Found postcard in box, sometime after 2020
On the eve of Fogust 2025, I sit on my red sofa in the creative mess that is known as my studio listening to the recording of a 1999 Ron Trent cd I found in the garage earlier in the night that was marked a dollar but is selling for 178 on eBay thinking about how much I hate owning so much stuff.
Otis likes house music so sits next to me purring as I type, distracting me from thought as he walks in circles to the beat of this lost album that luckily is on streaming and I can instantly listen to with him on a still July night. I think about the fact that in the last 24 hours I sold 2 items from the garage that no longer serve me and probably never did : an old catalog/magazine from American Apparel and a Vice magazine with a Ryan McGinley cover. I had held onto both through the 2000s from one house to garage to storage unit to garage, a reminder of my culture youth that I feel little connection with anymore. I couldn’t throw the ephemera away. So I listed it on eBay, sold them both and sent them both off to collectors with postcards thank yous. Then I listed more crap. Maybe I’m being harsh. If it was truly crap, I would have recycled it but at some point these objects held value to me; value around identity, belonging, connection. But the objects were just a gateway to ideas. Holding onto them doesn’t make what’s behind them more cohesive in my mind. For so long I’ve held onto not only my stuff, but so many things from others I’ve loved. All their ephemera was comforting through grief. But then one day you awaken surrounded by everyone’s else life and you realize that’s your life.

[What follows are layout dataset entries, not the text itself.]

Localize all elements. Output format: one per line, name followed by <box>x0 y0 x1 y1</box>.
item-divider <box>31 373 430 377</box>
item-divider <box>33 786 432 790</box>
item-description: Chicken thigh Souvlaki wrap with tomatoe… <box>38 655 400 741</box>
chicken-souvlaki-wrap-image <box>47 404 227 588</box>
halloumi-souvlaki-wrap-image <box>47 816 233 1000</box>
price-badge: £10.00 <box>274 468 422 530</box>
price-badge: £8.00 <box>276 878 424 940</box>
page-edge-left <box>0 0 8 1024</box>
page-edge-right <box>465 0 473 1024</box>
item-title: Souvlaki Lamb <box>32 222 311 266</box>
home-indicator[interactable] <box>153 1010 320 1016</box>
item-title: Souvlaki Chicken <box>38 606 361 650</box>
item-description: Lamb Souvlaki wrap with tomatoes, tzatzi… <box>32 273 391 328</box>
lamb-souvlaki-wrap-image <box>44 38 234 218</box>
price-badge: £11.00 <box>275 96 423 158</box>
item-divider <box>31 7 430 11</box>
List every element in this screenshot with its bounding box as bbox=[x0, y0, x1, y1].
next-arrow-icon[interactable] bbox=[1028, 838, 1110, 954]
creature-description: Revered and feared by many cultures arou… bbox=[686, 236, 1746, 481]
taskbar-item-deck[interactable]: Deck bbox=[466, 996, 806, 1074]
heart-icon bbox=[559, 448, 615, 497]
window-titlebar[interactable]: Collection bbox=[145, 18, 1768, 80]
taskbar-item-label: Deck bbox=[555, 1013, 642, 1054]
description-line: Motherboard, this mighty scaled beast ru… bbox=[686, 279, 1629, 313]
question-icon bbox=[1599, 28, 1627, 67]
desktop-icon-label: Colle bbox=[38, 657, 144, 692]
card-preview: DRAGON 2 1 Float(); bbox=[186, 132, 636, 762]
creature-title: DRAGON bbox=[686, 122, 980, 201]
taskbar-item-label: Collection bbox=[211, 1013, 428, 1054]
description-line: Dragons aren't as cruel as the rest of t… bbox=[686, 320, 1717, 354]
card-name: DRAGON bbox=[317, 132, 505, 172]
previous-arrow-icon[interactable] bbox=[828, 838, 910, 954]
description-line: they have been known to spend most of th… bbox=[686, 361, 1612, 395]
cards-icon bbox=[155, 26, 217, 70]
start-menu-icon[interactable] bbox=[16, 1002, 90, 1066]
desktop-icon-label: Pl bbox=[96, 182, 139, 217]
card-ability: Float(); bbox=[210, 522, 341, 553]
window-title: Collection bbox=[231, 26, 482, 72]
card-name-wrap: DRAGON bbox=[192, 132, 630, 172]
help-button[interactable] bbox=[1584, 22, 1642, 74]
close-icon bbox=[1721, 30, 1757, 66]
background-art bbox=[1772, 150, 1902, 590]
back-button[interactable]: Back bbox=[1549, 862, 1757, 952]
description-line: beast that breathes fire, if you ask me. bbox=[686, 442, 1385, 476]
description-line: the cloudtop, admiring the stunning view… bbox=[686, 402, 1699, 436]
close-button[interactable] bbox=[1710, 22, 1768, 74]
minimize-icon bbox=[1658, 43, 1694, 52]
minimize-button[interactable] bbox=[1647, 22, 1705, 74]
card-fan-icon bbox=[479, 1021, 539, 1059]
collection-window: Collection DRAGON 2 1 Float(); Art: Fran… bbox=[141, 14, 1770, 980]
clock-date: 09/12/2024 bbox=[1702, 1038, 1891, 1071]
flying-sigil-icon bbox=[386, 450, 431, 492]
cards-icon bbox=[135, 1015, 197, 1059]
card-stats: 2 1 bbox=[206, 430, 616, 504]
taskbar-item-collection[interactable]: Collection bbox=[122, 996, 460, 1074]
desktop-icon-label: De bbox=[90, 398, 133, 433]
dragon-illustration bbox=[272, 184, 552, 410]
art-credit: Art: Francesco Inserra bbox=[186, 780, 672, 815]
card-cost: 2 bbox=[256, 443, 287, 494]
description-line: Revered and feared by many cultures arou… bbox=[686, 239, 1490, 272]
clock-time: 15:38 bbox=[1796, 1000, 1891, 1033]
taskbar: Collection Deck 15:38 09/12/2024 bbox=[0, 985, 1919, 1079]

Gazing at the cabinets of curiosities, the shelves of books gathered across a century now just reminds me that my consumption could be shallow. Ownership doesn’t bring you closer to the essence of art. It brings you in closer proximity but these are different relationships.
I’ve spent much of the past year thinking about acceptance and the burden of ownership. In a culture where I feel so much blame surrounding me, I am coming to understand my responsibility around the wider subject of voracious cultural consumption. For so long my strategy was sample it all and hold onto whatever interesting thing you will find because someday it may be valuable as an idea or an object. But I will not be anymore of any expert on any given subject just because I own x many books, magazines, records, paintings, etc. I probably have very little to say about most of those things beyond the things. Which makes me think I no longer need them. Their stories if they have any should remain in my conscience. Melodies looping in my head. Priceless intimate only for my own mental landfill.